All definitions, as defined and used herein, should be understood to control over dictionary definitions, definitions in documents incorporated by reference, and/or ordinary meanings of the defined terms.

The indefinite articles “a” and “an,” as used herein in the specification and in the claims, unless clearly indicated to the contrary, are understood to mean “at least one.”

The phrase “and/or,” as used herein in the specification and in the claims, should be understood to mean “either or both” of the elements so conjoined, i.e., elements that are conjunctively present in some cases and disjunctively present in other cases. Other elements may optionally be present other than the elements specifically identified by the “and/or” clause, whether related or unrelated to those elements specifically identified, unless clearly indicated to the contrary.

An abstract is submitted herewith. It is pointed out that this abstract is being provided to comply with the rule requiring an abstract that will allow examiners and other searchers to quickly ascertain the general subject matter of the technical disclosure. It is submitted with the understanding that it will not be used to interpret or limit the scope or meaning of the claims, as set forth in the rules of the U.S. Patent and Trademark Office.

The following is a non-limiting list of reference numerals used in the specification:

• 10 lamp
• 12 envelope
• 14 envelope inner surface
• 16 first enclosed volume
• 18 filament
• 20 first end of filament
• 22 second end of filament
• 24 inner lead
• 26 inner lead
• 28 seal foil
• 29 second external lead
• 30 press seal
• 32 first external lead
• 34 void or press seal internal volume
• 35 bubble internal surface
• 36 bubble or cavity
• 40 fuse
• 42 capillary tube
• 44 inner diameter surface of capillary tube

Claims

1. A lamp with an internally pressed fuse comprising:

an envelope (12) having an internal surface (14) defining a first enclosed volume (16), and having a press seal (30); and

a filament (18) disposed in said first enclosed volume, an inner lead (24) extending from a first end (20) of the filament (18) into the press seal (30) electrically coupled in series to a fuse (40) pressed in the press seal (30), the fuse (40) being electrically coupled in series to a first external lead (32) extending from the press seal (30) to an exterior of the lamp, the filament (18) being further connected through a second filament end (22) to the exterior of the lamp for electrical connection,

wherein said press seal (30) further has an inner press seal surface (35; 44) defining a press seal internal volume (34) containing a non-oxidizing atmosphere, said fuse (40) being disposed in said press seal internal volume (34).

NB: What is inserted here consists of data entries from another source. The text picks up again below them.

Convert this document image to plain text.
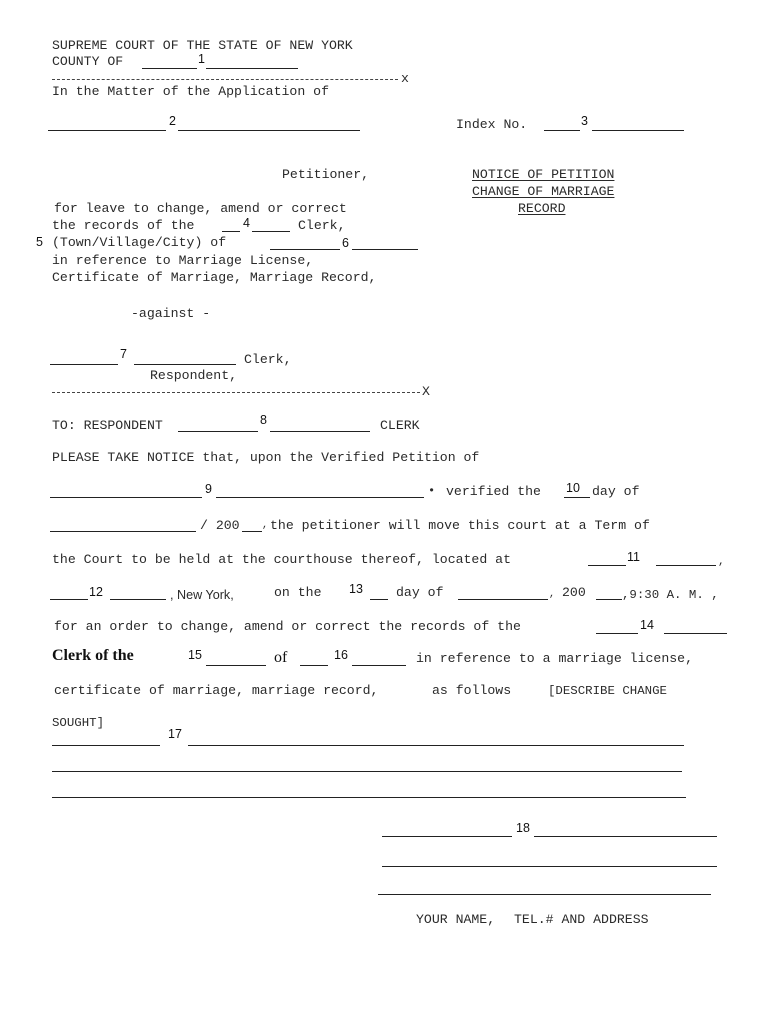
SUPREME COURT OF THE STATE OF NEW YORK
COUNTY OF	1
x
In the Matter of the Application of
2	Index No.	3
Petitioner,	NOTICE OF PETITION
CHANGE OF MARRIAGE
RECORD
for leave to change, amend or correct
the records of the	4	Clerk,
5 (Town/Village/City) of	6
in reference to Marriage License,
Certificate of Marriage, Marriage Record,
-against -
7	Clerk,
Respondent,
X
TO: RESPONDENT	8	CLERK
PLEASE TAKE NOTICE that, upon the Verified Petition of
9	• verified the 10 day of
/ 200 , the petitioner will move this court at a Term of
the Court to be held at the courthouse thereof, located at	11	,
12	, New York,	on the 13	day of	, 200	,9:30 A. M. ,
for an order to change, amend or correct the records of the	14
Clerk of the	15	of	16	in reference to a marriage license,
certificate of marriage, marriage record,	as follows	[DESCRIBE CHANGE
SOUGHT]
17
18
YOUR NAME, TEL.# AND ADDRESS
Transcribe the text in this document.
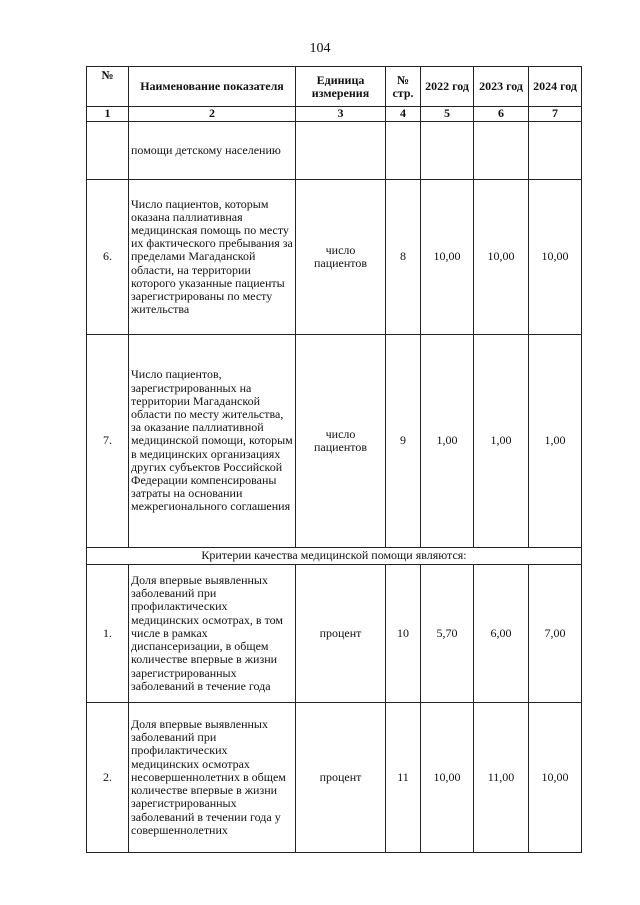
104
№	Наименование показателя	Единица измерения	№ стр.	2022 год	2023 год	2024 год
1	2	3	4	5	6	7
	помощи детскому населению					
6.	Число пациентов, которым оказана паллиативная медицинская помощь по месту их фактического пребывания за пределами Магаданской области, на территории которого указанные пациенты зарегистрированы по месту жительства	число пациентов	8	10,00	10,00	10,00
7.	Число пациентов, зарегистрированных на территории Магаданской области по месту жительства, за оказание паллиативной медицинской помощи, которым в медицинских организациях других субъектов Российской Федерации компенсированы затраты на основании межрегионального соглашения	число пациентов	9	1,00	1,00	1,00
Критерии качества медицинской помощи являются:						
1.	Доля впервые выявленных заболеваний при профилактических медицинских осмотрах, в том числе в рамках диспансеризации, в общем количестве впервые в жизни зарегистрированных заболеваний в течение года	процент	10	5,70	6,00	7,00
2.	Доля впервые выявленных заболеваний при профилактических медицинских осмотрах несовершеннолетних в общем количестве впервые в жизни зарегистрированных заболеваний в течении года у совершеннолетних	процент	11	10,00	11,00	10,00
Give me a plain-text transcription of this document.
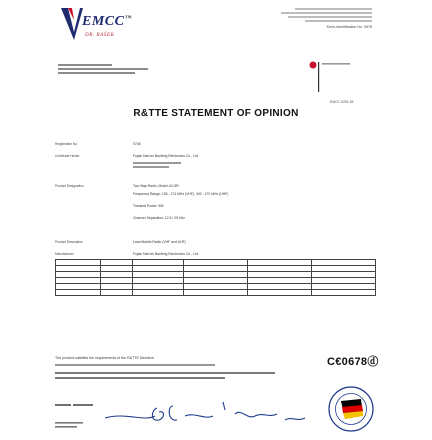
EMCC™
DR. RAŠEK
Kenn-Identifikation No. 0678
EMCC-0251-56
R&TTE STATEMENT OF OPINION
Registration No.	0708
Certificate Holder	Fujian Nan'an Baofeng Electronics Co., Ltd.
Product Designation	Two Way Radio, Model UV-5R
Frequency Range: 136 - 174 MHz (VHF), 400 - 470 MHz (UHF)
Transmit Power: 5W
Channel Separation: 12.5 / 25 kHz
Product Description	Land Mobile Radio (VHF and UHF)
Manufacturer	Fujian Nan'an Baofeng Electronics Co., Ltd.

The product satisfies the requirements of the R&TTE Directive	C€0678ⓓ
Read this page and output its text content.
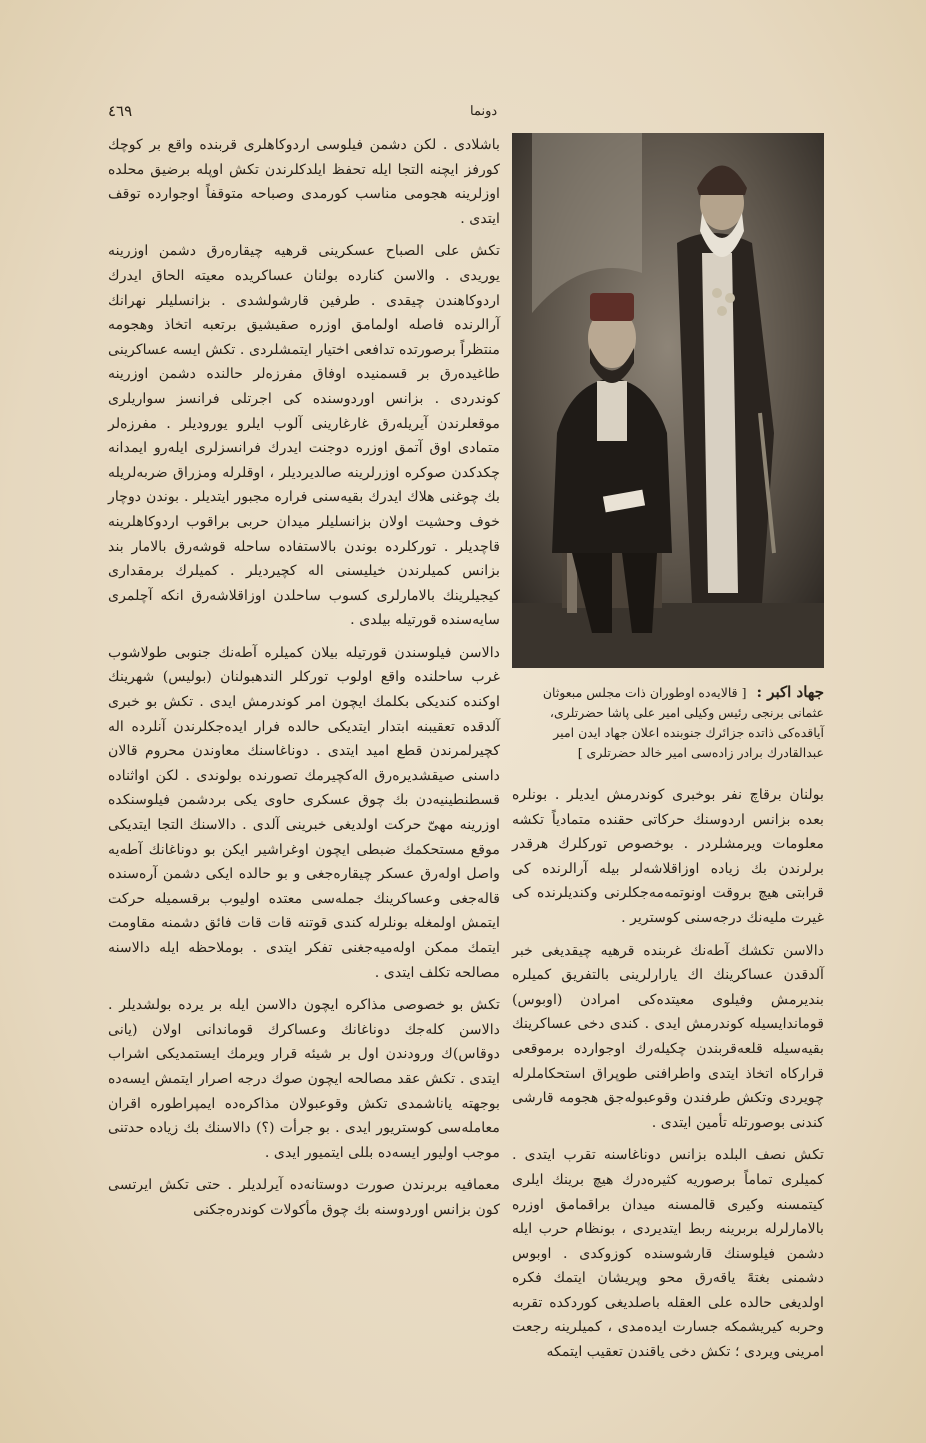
٤٦٩	دونما

باشلادی . لکن دشمن فیلوسی اردوکاهلری قربنده واقع بر کوچك کورفز ایچنه التجا ایله تحفظ ایلدکلرندن تکش اوپله برضیق محلده اوزلرینه هجومی مناسب کورمدی وصباحه متوقفاً اوجوارده توقف ایتدی .

تکش علی الصباح عسکرینی قرهیه چیقارەرق دشمن اوزرینه یوریدی . والاسن کنارده بولنان عساکریده معیته الحاق ایدرك اردوکاهندن چیقدی . طرفین قارشولشدی . بزانسلیلر نهرانك آرالرنده فاصله اولمامق اوزره صقیشیق برتعبه اتخاذ وهجومه منتظراً برصورتده تدافعی اختیار ایتمشلردی . تکش ایسه عساکرینی طاغیدەرق بر قسمنیده اوفاق مفرزەلر حالنده دشمن اوزرینه کوندردی . بزانس اوردوسنده کی اجرتلی فرانسز سواریلری موقعلرندن آیریلەرق غارغارینی آلوب ایلرو یورودیلر . مفرزەلر متمادی اوق آتمق اوزره دوجنت ایدرك فرانسزلری ایلەرو ایمدانه چکدکدن صوکره اوزرلرینه صالدیردیلر ، اوقلرله ومزراق ضربەلریله بك چوغنی هلاك ایدرك بقیەسنی فراره مجبور ایتدیلر . بوندن دوچار خوف وحشیت اولان بزانسلیلر میدان حربی براقوب اردوکاهلرینه قاچدیلر . تورکلرده بوندن بالاستفاده ساحله قوشەرق بالامار بند بزانس کمیلرندن خیلیسنی اله کچیردیلر . کمیلرك برمقداری کیجیلرینك بالامارلری کسوب ساحلدن اوزاقلاشەرق انکه آچلمری سایەسنده قورتیله بیلدی .

دالاسن فیلوسندن قورتیله بیلان کمیلره آطەنك جنوبی طولاشوب غرب ساحلنده واقع اولوب تورکلر الندهبولنان (بولیس) شهرینك اوکنده کندیکی بکلمك ایچون امر کوندرمش ایدی . تکش بو خبری آلدقده تعقیبنه ابتدار ایتدیکی حالده فرار ایدەجکلرندن آنلرده اله کچیرلمرندن قطع امید ایتدی . دوناغاسنك معاوندن محروم قالان داسنی صیقشدیرەرق الەکچیرمك تصورنده بولوندی . لکن اواثناده قسطنطینیەدن بك چوق عسکری حاوی یکی بردشمن فیلوسنکده اوزرینه مهیّ حرکت اولدیغی خبرینی آلدی . دالاسنك التجا ایتدیکی موقع مستحکمك ضبطی ایچون اوغراشیر ایکن بو دوناغانك آطەیه واصل اولەرق عسکر چیقارەجغی و بو حالده ایکی دشمن آرەسنده قالەجغی وعساکرینك جملەسی معتدە اولیوب برقسمیله حرکت ایتمش اولمغله بونلرله کندی قوتنه قات قات فائق دشمنه مقاومت ایتمك ممکن اولەمیەجغنی تفکر ایتدی . بوملاحظه ایله دالاسنه مصالحه تکلف ایتدی .

تکش بو خصوصی مذاکره ایچون دالاسن ایله بر یرده بولشدیلر . دالاسن کلەجك دوناغانك وعساکرك قوماندانی اولان (یانی دوقاس)ك ورودندن اول بر شیئه قرار ویرمك ایستمدیکی اشراب ایتدی . تکش عقد مصالحه ایچون صوك درجه اصرار ایتمش ایسەده بوجهته یاناشمدی تکش وقوعبولان مذاکرەده ایمپراطوره اقران معاملەسی کوستریور ایدی . بو جرأت (؟) دالاسنك بك زیاده حدتنی موجب اولیور ایسەده بللی ایتمیور ایدی .

معمافیه بربرندن صورت دوستانەده آیرلدیلر . حتی تکش ایرتسی کون بزانس اوردوسنه بك چوق مأکولات کوندرەجکنی

جهاد اکبر : [ قالایەده اوطوران ذات مجلس مبعوثان عثمانی برنجی رئیس وکیلی امیر علی پاشا حضرتلری، آیاقدەکی ذاتده جزائرك جنوبنده اعلان جهاد ایدن امیر عبدالقادرك برادر زادەسی امیر خالد حضرتلری ]

بولنان برقاچ نفر بوخبری کوندرمش ایدیلر . بونلره بعده بزانس اردوسنك حرکاتی حقنده متمادیاً تکشه معلومات ویرمشلردر . بوخصوص تورکلرك هرقدر برلرندن بك زیاده اوزاقلاشەلر بیله آرالرنده کی قرابتی هیچ بروقت اونوتمەمەجکلرنی وکندیلرنده کی غیرت ملیەنك درجەسنی کوستریر .

دالاسن تکشك آطەنك غربنده قرهیه چیقدیغی خبر آلدقدن عساکرینك اك یارارلرینی بالتفریق کمیلره بندیرمش وفیلوی معیتدەکی امرادن (اوبوس) قوماندایسیله کوندرمش ایدی . کندی دخی عساکرینك بقیەسیله قلعەقربندن چکیلەرك اوجوارده برموقعی قرارکاه اتخاذ ایتدی واطرافنی طوپراق استحکاملرله چویردی وتکش طرفندن وقوعبولەجق هجومه قارشی کندنی بوصورتله تأمین ایتدی .

تکش نصف البلده بزانس دوناغاسنه تقرب ایتدی . کمیلری تماماً برصوریه کثیرەدرك هیچ برینك ایلری کیتمسنه وکیری قالمسنه میدان براقمامق اوزره بالامارلرله بربرینه ربط ایتدیردی ، بونظام حرب ایله دشمن فیلوسنك قارشوسنده کوزوکدی . اوبوس دشمنی بغتهً یاقەرق محو وپریشان ایتمك فکره اولدیغی حالده علی العقله باصلدیغی کوردکده تقربه وحربه کیریشمکه جسارت ایدەمدی ، کمیلرینه رجعت امرینی ویردی ؛ تکش دخی یاقندن تعقیب ایتمکه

2. The lamp of claim 1, wherein said non-oxidizing atmosphere comprises an inert gas.

3. The lamp of claim 2, wherein said inert gas comprises nitrogen.

3. The lamp of claim 1, wherein said fuse (40) is disposed in said press seal internal volume (34) in spaced relation to said inner press seal surface (35; 44).

4. The lamp of claim 1, wherein said press seal internal volume (34) is not in communication with said first enclosed volume (16).

5. The lamp of claim 1, wherein said press seal internal volume (34) is defined by a bubble (36) formed in said press seal (30).

6. The lamp of claim 1, wherein said press seal internal volume (34) is defined by a region inside a capillary tube (42) surrounding said fuse (40) and contained within said press seal (30).